Question

The density of the newly discovered planet is twice that of earth. The acceleration due to gravity at the surface of the planet is equal to that at the surface of the earth. If the radius of the earth is R, the radius of the planet would be

• A. 4R
• B. \(\frac{1}{4}\) R
• C. \(\frac{1}{2}\) R
• D. 2R

Answer 1

The Correct Option is C

To find the radius of the newly discovered planet, we need to compare its properties with that of the Earth. We are given the following information:

• The density of the planet is twice that of the Earth.
• The acceleration due to gravity at the surface of the planet is equal to that at the surface of the Earth.

We want to determine the radius of the planet in terms of Earth's radius \(R\).

The formula for gravitational acceleration at the surface of a planet is given by:

g = \frac{G \cdot M}{R^2}

where:

• G is the gravitational constant
• M is the mass of the planet
• R is the radius of the planet

The mass M of the planet can be expressed in terms of volume and density:

M = \text{Density} \times \text{Volume} = \text{Density} \times \left(\frac{4}{3} \pi R^3\right)

Let the density of Earth be \(\rho\). Then, the density of the planet is 2\rho.

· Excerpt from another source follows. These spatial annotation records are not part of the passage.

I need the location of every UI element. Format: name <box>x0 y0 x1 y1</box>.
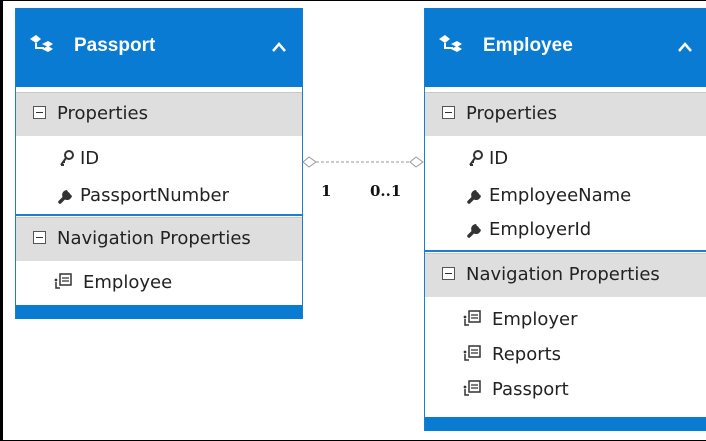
property-row[interactable]: EmployeeName <box>425 179 706 213</box>
navigation-property-icon <box>463 380 481 396</box>
section-header-navigation[interactable]: Navigation Properties <box>16 217 302 261</box>
section-divider <box>425 250 706 252</box>
entity-title: Passport <box>74 35 156 56</box>
navigation-property-icon <box>463 310 481 326</box>
entity-header[interactable]: Employee <box>425 8 706 87</box>
section-label: Navigation Properties <box>466 264 660 285</box>
section-label: Navigation Properties <box>57 228 251 249</box>
navigation-name: Passport <box>492 379 569 400</box>
section-label: Properties <box>57 103 148 124</box>
entity-title: Employee <box>483 35 573 56</box>
collapse-toggle-icon[interactable] <box>442 267 455 280</box>
navigation-row[interactable]: Passport <box>425 373 706 407</box>
association-end-diamond-right <box>409 156 424 168</box>
frame-left-border <box>0 0 3 441</box>
navigation-name: Employee <box>83 272 173 293</box>
wrench-icon <box>467 190 481 204</box>
entity-footer <box>16 305 302 319</box>
navigation-row[interactable]: Reports <box>425 338 706 372</box>
frame-top-border <box>0 0 706 1</box>
navigation-property-icon <box>54 273 72 289</box>
navigation-property-icon <box>463 345 481 361</box>
collapse-toggle-icon[interactable] <box>33 106 46 119</box>
key-icon <box>469 150 483 166</box>
multiplicity-left: 1 <box>321 182 332 200</box>
association-end-diamond-left <box>302 156 317 168</box>
property-name: PassportNumber <box>80 185 230 206</box>
navigation-name: Employer <box>492 309 578 330</box>
property-name: ID <box>80 148 100 169</box>
navigation-name: Reports <box>492 344 562 365</box>
navigation-row[interactable]: Employer <box>425 303 706 337</box>
property-name: ID <box>489 148 509 169</box>
property-row[interactable]: ID <box>16 142 302 176</box>
property-row[interactable]: PassportNumber <box>16 179 302 213</box>
section-header-navigation[interactable]: Navigation Properties <box>425 253 706 297</box>
section-header-properties[interactable]: Properties <box>425 92 706 136</box>
collapse-toggle-icon[interactable] <box>442 106 455 119</box>
navigation-row[interactable]: Employee <box>16 266 302 300</box>
property-name: EmployeeName <box>489 185 632 206</box>
section-label: Properties <box>466 103 557 124</box>
association-connector[interactable] <box>300 150 430 174</box>
entity-header[interactable]: Passport <box>16 8 302 87</box>
entity-passport[interactable]: Passport Properties ID PassportNumber Na… <box>15 8 303 319</box>
entity-footer <box>425 417 706 431</box>
property-row[interactable]: ID <box>425 142 706 176</box>
key-icon <box>60 150 74 166</box>
multiplicity-right: 0..1 <box>370 182 402 200</box>
property-name: EmployerId <box>489 219 592 240</box>
collapse-chevron-icon[interactable] <box>678 42 692 52</box>
wrench-icon <box>58 190 72 204</box>
section-header-properties[interactable]: Properties <box>16 92 302 136</box>
entity-employee[interactable]: Employee Properties ID EmployeeName Empl… <box>424 8 706 431</box>
entity-type-icon <box>30 35 53 52</box>
wrench-icon <box>467 224 481 238</box>
entity-type-icon <box>439 35 462 52</box>
property-row[interactable]: EmployerId <box>425 213 706 247</box>
collapse-toggle-icon[interactable] <box>33 231 46 244</box>
collapse-chevron-icon[interactable] <box>272 42 286 52</box>
section-divider <box>16 214 302 216</box>
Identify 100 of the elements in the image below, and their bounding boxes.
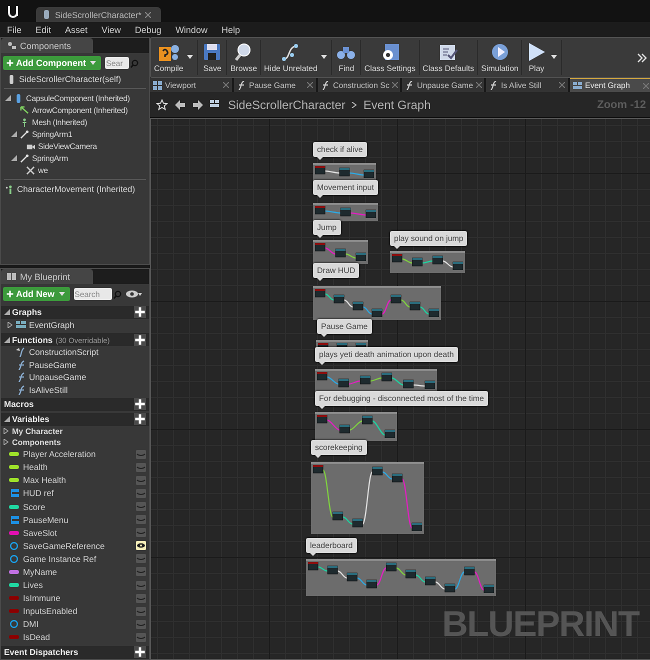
tree-item[interactable]: we bbox=[38, 166, 48, 174]
section-header[interactable]: Event Dispatchers bbox=[1, 646, 149, 659]
comment-label[interactable]: plays yeti death animation upon death bbox=[315, 347, 458, 362]
add-icon[interactable] bbox=[134, 413, 146, 426]
hide-button[interactable]: Hide Unrelated bbox=[261, 40, 332, 75]
simulation-button[interactable]: Simulation bbox=[478, 40, 522, 75]
tree-item[interactable]: SpringArm1 bbox=[32, 130, 72, 138]
comment-box[interactable] bbox=[313, 240, 368, 264]
compile-button[interactable]: Compile bbox=[151, 40, 198, 75]
variable-name[interactable]: PauseMenu bbox=[23, 514, 132, 525]
graph-canvas[interactable]: check if alive Movement input Jump play sound on jump Draw HUD Pause Game plays yeti death animation upon death For debugging - disconnected most of the time scorekeeping leaderboard BLUEPRINT bbox=[150, 118, 650, 660]
comment-label[interactable]: leaderboard bbox=[306, 538, 357, 553]
document-tab[interactable]: SideScrollerCharacter* bbox=[36, 7, 162, 22]
collapsed-arrow-icon[interactable] bbox=[7, 322, 13, 328]
eye-icon[interactable] bbox=[126, 288, 142, 300]
find-button[interactable]: Find bbox=[332, 40, 362, 75]
comment-label[interactable]: Jump bbox=[313, 220, 341, 235]
tree-item[interactable]: CharacterMovement (Inherited) bbox=[17, 184, 136, 194]
comment-label[interactable]: For debugging - disconnected most of the time bbox=[315, 391, 488, 406]
section-header[interactable]: Variables bbox=[1, 412, 149, 426]
tree-item[interactable]: SideScrollerCharacter(self) bbox=[19, 74, 122, 84]
menu-item[interactable]: Asset bbox=[58, 24, 95, 34]
close-icon[interactable] bbox=[223, 82, 229, 88]
close-icon[interactable] bbox=[559, 82, 565, 88]
section-header[interactable]: Graphs bbox=[1, 306, 149, 319]
category-label[interactable]: Components bbox=[12, 438, 61, 447]
tree-item[interactable]: CapsuleComponent (Inherited) bbox=[26, 94, 130, 102]
editor-tab[interactable]: Is Alive Still bbox=[486, 78, 568, 92]
tree-item[interactable]: SpringArm bbox=[32, 154, 68, 162]
variable-name[interactable]: Health bbox=[23, 462, 132, 472]
back-arrow-icon[interactable] bbox=[174, 98, 186, 110]
comment-box[interactable] bbox=[313, 203, 378, 221]
editor-tab[interactable]: Event Graph bbox=[570, 78, 650, 92]
save-button[interactable]: Save bbox=[198, 40, 228, 75]
editor-tab[interactable]: Pause Game bbox=[234, 78, 316, 92]
menu-item[interactable]: Help bbox=[214, 24, 247, 34]
search-field[interactable]: Search bbox=[74, 288, 112, 300]
add-icon[interactable] bbox=[134, 306, 146, 318]
category-label[interactable]: My Character bbox=[12, 426, 63, 436]
expanded-arrow-icon[interactable] bbox=[11, 155, 17, 161]
breadcrumb-link[interactable]: SideScrollerCharacter bbox=[228, 98, 346, 112]
comment-label[interactable]: scorekeeping bbox=[311, 440, 367, 455]
add-icon[interactable] bbox=[134, 398, 146, 410]
add-new-button[interactable]: Add New bbox=[3, 287, 70, 301]
close-icon[interactable] bbox=[145, 12, 152, 18]
forward-arrow-icon[interactable] bbox=[192, 98, 204, 110]
expanded-arrow-icon[interactable] bbox=[4, 309, 10, 316]
list-item[interactable]: EventGraph bbox=[29, 320, 74, 330]
list-item[interactable]: ConstructionScript bbox=[29, 347, 98, 358]
collapsed-arrow-icon[interactable] bbox=[3, 428, 9, 434]
section-header[interactable]: Macros bbox=[1, 398, 149, 411]
variable-name[interactable]: SaveSlot bbox=[23, 528, 132, 538]
tree-item[interactable]: ArrowComponent (Inherited) bbox=[32, 106, 128, 114]
comment-label[interactable]: Movement input bbox=[313, 180, 378, 195]
panel-tab[interactable]: My Blueprint bbox=[1, 269, 93, 284]
variable-name[interactable]: Player Acceleration bbox=[23, 449, 132, 460]
menu-item[interactable]: View bbox=[94, 24, 128, 34]
expanded-arrow-icon[interactable] bbox=[5, 95, 11, 101]
add-icon[interactable] bbox=[134, 334, 146, 346]
comment-label[interactable]: Pause Game bbox=[317, 319, 372, 334]
variable-name[interactable]: Max Health bbox=[23, 475, 132, 486]
variable-name[interactable]: Lives bbox=[23, 580, 132, 590]
list-item[interactable]: PauseGame bbox=[29, 360, 76, 370]
variable-name[interactable]: Game Instance Ref bbox=[23, 554, 132, 564]
eye-icon[interactable] bbox=[136, 541, 146, 550]
panel-tab[interactable]: Components bbox=[1, 38, 93, 53]
editor-tab[interactable]: Unpause Game bbox=[402, 78, 484, 92]
settings-button[interactable]: Class Settings bbox=[361, 40, 420, 75]
expanded-arrow-icon[interactable] bbox=[4, 336, 10, 343]
variable-name[interactable]: Score bbox=[23, 502, 132, 512]
variable-name[interactable]: InputsEnabled bbox=[23, 606, 132, 616]
variable-name[interactable]: SaveGameReference bbox=[23, 540, 132, 551]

Since the gravitational acceleration is the same for both the Earth and the planet:

\frac{GM_p}{R_p^2} = \frac{GM_e}{R_e^2}

Substituting the expressions for mass in terms of density, we get:

\frac{G \cdot (2\rho) \cdot \left(\frac{4}{3} \pi R_p^3\right)}{R_p^2} = \frac{G \cdot \rho \cdot \left(\frac{4}{3} \pi R_e^3\right)}{R_e^2}

Canceling out common terms, we have:

\frac{2R_p}{R_e^2} = \frac{R_e}{R_p^2}

Cross-multiplying gives:

2R_p^3 = R_e^3

Solving for R_p:

R_p = \sqrt[3]{\frac{1}{2}} R_e = \frac{R_e}{\sqrt[3]{2}}

Approximately, this gives:

R_p = \frac{1}{2} R_e

Hence, the radius of the planet would be \(\frac{1}{2}\) R, which corresponds to the correct answer.